To test the effectiveness of a drug for a certain medical condition we will consider a hypothetical case.
Suppose we have 105 patients under study and 50 of them were treated with the drug. Moreover, the remaining 55 patients were kept under control samples. Thus, the health condition of all patients was checked after a week.
The following table shows if their condition improved or not. by looking at it, can you tell if the drug had a positive effect on the Patient?
Here in this example, we can see that 35 out of the 50 patients showed improvement. Suppose if the drug had no effect, the 50 will split the same proportion of the patients who were not given the treatment. Here, in this case, improvement of control case is high as about 70% of patients showed improvement.
Since both categorical variables which we have already define must have only 2 levels. Also,  it was sort of perceptive today that the drug treatment and health condition are dependent.

### c.

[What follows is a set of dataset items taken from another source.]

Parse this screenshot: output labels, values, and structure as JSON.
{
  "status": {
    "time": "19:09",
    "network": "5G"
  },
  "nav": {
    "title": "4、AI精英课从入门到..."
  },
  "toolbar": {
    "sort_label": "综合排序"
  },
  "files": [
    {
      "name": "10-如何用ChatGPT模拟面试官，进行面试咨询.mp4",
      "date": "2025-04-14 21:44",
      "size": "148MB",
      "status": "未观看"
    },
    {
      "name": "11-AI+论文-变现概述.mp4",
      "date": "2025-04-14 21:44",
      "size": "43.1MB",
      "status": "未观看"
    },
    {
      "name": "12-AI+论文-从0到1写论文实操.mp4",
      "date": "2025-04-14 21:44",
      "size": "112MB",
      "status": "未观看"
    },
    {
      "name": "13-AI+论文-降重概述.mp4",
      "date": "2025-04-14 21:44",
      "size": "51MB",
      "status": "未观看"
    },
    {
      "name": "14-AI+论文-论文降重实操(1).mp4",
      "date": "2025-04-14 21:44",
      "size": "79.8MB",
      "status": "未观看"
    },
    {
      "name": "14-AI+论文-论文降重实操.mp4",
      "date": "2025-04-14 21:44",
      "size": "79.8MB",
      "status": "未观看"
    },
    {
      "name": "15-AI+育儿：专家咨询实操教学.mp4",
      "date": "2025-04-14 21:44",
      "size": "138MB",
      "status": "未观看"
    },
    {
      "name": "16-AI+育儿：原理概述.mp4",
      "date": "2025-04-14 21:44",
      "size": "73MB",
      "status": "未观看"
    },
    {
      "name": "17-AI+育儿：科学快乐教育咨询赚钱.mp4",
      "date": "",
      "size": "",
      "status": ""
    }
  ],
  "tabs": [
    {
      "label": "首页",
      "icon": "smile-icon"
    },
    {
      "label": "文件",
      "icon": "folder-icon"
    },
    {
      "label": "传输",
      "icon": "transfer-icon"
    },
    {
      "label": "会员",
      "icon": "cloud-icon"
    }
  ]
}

Chi-Squared Statistic

For example:
The first cell will take the value: 50 times by 105, which equals 35.7.
All the expected values can be computed this way (shown in brackets).
Once that is done, the Chi-Sq statistic computed as follows.
$$\chi^2= \sum_{i=1}^{n} \frac{(O_i – E_i)^2}{E_i}$$

### d. Numeric Computation

$$\ Chi-Sq = ((35-29.04)^2 / 29.04) + ((15-20.95)^2 / 20.95) +$$
$$\ ((26-31.95)^2 / 31.95) + ((29-23.04)^2/23.04) = 5.56$$
This value will be larger if the difference between the actual and expected values widens.
Also, if we have more categories of the variables then larger the chi-squared statistic should be.

### e. Chi-Squared Test

Particularly in this test, we have to check the p-values. Moreover, like all statistical tests, we assume this test as a null hypothesis and an alternate hypothesis.
The main thing is, we reject the null hypothesis if the p-value that comes out in the result is less than a predetermined significance level, which is 0.05 usually, then we reject the null hypothesis.
H0: The The two variables are independent
H1: The two variables relate to each other.
In case of a null hypothesis chi-squared test is to test the two variables that are independent.

### f. R Code

We will work on R by doing a chi-squared test on the treatment (X) and improvement (Y) columns in treatment.csv
First, read in the treatment.csv data.
table(df$treatment, df$improvement)
improved not-improved
not-treated 26 29
treated 35 15
Let’s do the chi-squared test using the chisq.test() function. It takes the two vectors as the input. We also set correct=FALSE to turn off Yates’ continuity correction.
# Chi-sq test
chisq.test(df$treatment, df$improvement, correct=FALSE)
Pearson’s Chi-squared test
data: df$treatment and df$improvement
X-squared = 5.5569, df = 1, p-value = 0.01841
We have a chi-squared value of 5.55. Since we get a p-Value less than the significance level of 0.05, we reject the null hypothesis and conclude that the two variables are in fact dependent. Sweet!

### g. Mini-Challenge

Particularly for this challenge, first, find out if the ‘cyl’ and ‘carb’ variables in ‘mtcars’ dataset. That is dependent or not.
Let’s have a look the table of mtcars$carb vs mtcars$cyl.
table(mtcars$carb, mtcars$cyl)
4 6 8
1 5 2 0
2 6 0 4
3 0 0 3
4 0 4 6
6 0 1 0
8 0 0 1
Since there are more levels. So it’s too hard to make out if they relate to each other. Let’s use the chi-squared test instead.
# Chi-sq test
chisq.test(mtcars$carb, mtcars$cyl)
Pearson’s Chi-squared test
data: mtcars$carb and mtcars$cyl
X-squared = 24.389, df = 10, p-value = 0.006632
We have a high chi-squared value and a p-value of less than 0.05 significance level. So we reject the null hypothesis and conclude that carb and cyl have a significant relationship.

## 3. Conclusion

We have studied in detail about chi-square tests and its parameters with the example. These parameters with examples which we have discussed in the above information will help you to correlate with real-life examples based on chi-square-tests.

### No Responses

1. Simon says:

I am worried about the rate of success of chisq.test(). A Very detailed article though.